4 July 2005: Controlling conductivity in doped lithium nitrides



It is now possible to control substitution of transition metals in lithium nitride and the level of lithium ion vacancies within the doped structure, report UK chemists.

The findings are significant, they say, because doped lithium nitrides are promising materials for efficient anodes in rechargeable batteries, and the extent of doping and the number of vacancies within the materials' structure are crucial to their electronic and ionic conductivity.

lithium

lithium

Lithium has long been recognised as the ideal basis for high energy density rechargeable batteries. Theoretically, elemental lithium would be the best anode material, with a high capacity (the amount of electrical energy produced over a given period of time per unit mass of material) and excellent redox properties. However, the structure degrades quickly, making it unsuitable and unsafe. Instead, graphite doped with lithium has proved an acceptable alternative, although it has a relatively limited capacity.

Lithium nitride, Li3N, has been investigated as an efficient alternative. It has high ionic conductivity in its native state, but no electronic conductivity. If it is doped with certain transition metals, however, it becomes conductive. 
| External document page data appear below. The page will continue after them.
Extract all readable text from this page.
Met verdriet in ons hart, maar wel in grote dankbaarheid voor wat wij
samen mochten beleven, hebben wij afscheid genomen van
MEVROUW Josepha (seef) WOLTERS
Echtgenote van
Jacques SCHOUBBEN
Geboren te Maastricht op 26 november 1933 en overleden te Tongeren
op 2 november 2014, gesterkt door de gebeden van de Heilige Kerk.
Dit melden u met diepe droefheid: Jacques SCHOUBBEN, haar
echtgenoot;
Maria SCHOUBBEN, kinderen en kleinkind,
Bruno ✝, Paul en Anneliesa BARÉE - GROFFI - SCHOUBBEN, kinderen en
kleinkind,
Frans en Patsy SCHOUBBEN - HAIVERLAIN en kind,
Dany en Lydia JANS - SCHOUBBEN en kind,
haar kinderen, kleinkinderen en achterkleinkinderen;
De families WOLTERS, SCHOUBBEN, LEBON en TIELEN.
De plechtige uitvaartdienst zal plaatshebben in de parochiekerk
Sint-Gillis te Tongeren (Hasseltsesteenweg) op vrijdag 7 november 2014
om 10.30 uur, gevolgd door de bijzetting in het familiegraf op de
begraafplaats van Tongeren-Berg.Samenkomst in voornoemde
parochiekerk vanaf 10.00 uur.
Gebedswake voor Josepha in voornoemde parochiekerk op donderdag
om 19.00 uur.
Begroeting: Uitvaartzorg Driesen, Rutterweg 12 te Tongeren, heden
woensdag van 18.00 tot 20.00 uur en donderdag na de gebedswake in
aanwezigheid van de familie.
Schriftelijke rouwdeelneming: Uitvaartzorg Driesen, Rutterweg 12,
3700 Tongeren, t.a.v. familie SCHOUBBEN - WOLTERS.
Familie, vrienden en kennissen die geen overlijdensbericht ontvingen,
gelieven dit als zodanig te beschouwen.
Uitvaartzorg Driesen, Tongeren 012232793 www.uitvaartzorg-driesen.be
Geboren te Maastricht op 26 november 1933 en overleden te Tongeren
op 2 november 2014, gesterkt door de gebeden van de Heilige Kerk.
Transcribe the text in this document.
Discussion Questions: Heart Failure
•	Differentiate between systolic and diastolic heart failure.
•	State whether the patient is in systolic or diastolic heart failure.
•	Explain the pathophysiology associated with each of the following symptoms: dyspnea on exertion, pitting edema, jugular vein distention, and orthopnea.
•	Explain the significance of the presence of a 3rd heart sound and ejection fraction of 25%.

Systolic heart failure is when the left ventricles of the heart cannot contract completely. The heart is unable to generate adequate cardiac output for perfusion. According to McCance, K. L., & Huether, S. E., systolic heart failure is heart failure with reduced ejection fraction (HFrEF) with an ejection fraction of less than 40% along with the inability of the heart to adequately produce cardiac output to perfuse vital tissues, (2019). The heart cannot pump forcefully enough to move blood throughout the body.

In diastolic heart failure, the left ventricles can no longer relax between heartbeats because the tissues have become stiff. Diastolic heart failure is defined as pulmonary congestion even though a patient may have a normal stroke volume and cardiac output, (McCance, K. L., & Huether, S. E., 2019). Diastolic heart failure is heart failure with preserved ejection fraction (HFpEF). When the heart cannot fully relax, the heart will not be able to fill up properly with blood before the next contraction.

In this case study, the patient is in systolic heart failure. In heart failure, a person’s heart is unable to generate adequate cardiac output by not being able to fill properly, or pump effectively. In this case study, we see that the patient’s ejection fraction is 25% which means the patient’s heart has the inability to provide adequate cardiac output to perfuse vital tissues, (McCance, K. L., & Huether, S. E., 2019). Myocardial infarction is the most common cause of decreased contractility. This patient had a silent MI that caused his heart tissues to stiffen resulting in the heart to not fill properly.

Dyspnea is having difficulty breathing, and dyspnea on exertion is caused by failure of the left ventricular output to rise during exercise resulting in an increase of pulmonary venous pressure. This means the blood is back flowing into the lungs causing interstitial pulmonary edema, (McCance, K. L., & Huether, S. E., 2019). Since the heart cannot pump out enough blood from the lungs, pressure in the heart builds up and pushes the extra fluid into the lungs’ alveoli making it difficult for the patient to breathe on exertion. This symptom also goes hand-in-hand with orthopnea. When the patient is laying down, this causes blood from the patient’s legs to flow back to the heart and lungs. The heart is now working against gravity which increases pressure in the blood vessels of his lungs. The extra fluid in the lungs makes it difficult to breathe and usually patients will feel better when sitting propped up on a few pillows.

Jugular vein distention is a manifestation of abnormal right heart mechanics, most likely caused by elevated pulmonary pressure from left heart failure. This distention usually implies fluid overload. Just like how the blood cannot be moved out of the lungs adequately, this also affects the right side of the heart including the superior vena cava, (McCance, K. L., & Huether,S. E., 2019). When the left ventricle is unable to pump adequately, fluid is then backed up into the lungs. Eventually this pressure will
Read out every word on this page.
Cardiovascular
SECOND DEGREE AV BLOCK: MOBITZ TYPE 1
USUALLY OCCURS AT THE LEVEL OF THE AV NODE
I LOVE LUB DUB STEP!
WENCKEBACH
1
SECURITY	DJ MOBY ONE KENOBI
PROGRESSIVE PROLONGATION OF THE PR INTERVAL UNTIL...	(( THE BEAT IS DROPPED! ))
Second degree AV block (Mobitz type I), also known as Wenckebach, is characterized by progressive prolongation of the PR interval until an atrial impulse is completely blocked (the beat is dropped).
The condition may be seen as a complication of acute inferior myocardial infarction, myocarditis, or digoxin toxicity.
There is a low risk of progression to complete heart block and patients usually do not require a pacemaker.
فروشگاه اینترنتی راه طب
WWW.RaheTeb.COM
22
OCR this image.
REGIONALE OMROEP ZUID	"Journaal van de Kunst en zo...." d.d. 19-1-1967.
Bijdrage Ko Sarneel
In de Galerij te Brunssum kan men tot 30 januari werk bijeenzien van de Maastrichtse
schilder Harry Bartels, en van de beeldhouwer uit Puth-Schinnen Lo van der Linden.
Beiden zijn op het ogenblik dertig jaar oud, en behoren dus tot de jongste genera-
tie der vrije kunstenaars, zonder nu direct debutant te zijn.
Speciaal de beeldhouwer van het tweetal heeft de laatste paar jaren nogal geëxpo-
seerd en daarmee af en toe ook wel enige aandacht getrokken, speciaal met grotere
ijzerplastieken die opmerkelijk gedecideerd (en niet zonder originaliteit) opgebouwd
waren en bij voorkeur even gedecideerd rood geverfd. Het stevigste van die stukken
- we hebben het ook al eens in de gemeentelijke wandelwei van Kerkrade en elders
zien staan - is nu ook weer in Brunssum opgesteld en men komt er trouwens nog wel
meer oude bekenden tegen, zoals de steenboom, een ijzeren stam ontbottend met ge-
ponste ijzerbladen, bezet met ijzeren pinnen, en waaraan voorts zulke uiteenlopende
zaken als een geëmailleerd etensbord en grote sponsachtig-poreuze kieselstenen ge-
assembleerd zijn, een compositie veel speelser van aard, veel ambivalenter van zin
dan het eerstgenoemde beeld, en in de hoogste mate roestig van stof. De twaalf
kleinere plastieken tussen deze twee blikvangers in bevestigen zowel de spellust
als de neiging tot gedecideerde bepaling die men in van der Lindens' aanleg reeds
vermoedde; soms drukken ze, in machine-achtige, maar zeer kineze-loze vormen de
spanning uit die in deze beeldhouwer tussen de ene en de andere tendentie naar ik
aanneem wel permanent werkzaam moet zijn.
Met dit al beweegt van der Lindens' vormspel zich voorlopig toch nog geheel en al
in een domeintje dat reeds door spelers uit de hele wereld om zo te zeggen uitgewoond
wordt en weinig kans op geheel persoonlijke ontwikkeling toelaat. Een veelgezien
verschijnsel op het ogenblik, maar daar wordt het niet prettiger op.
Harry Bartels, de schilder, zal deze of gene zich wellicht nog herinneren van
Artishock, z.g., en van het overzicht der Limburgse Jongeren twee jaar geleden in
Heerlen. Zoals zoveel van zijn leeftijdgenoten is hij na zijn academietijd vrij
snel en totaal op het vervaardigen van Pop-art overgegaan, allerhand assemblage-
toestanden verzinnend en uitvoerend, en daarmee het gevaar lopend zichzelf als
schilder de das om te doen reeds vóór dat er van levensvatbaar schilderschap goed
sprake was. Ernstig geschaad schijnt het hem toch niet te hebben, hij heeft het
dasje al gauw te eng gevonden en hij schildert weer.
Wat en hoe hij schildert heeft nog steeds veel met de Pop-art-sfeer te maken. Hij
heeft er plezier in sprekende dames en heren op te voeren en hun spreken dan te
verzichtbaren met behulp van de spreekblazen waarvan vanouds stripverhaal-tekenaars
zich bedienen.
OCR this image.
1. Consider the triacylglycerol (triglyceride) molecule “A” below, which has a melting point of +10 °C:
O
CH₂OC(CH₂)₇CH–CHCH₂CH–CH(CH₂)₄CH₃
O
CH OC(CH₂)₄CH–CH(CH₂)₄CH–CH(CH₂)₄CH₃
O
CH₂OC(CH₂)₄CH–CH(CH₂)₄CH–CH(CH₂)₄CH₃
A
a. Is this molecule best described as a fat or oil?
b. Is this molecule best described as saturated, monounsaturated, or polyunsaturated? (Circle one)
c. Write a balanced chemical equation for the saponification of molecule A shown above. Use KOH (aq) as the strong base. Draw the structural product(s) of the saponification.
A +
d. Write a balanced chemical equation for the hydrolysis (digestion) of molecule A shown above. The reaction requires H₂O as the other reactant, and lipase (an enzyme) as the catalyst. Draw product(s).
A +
'The advantage of these kinds of materials is their high capacity,' said Duncan Gregory who leads the research at the University of Nottingham, UK. 'At up to 1000 milliamp hours per gram, this is two- or threefold higher than lithiated graphite.' Unfortunately the materials produced so far have suffered from relatively poor cyclability. 

In a bid to improve the materials, the Nottingham researchers have synthesised a range of novel doped lithium nitrides and have, for the first time, identified the mechanisms responsible for the materials' conductive properties. 

Lithium nitride is a layered structure, with sheets of lithium and nitrogen interleaved with sheets of lithium alone. The Nottingham chemists used neutron diffraction to show that when transition metal ions are inserted into the lattice they occupy positions in the lithium-only layer. The substitution of a lithium ion in this layer has the secondary effect of removing lithium from the lithium-nitrogen layer, creating a lithium vacancy.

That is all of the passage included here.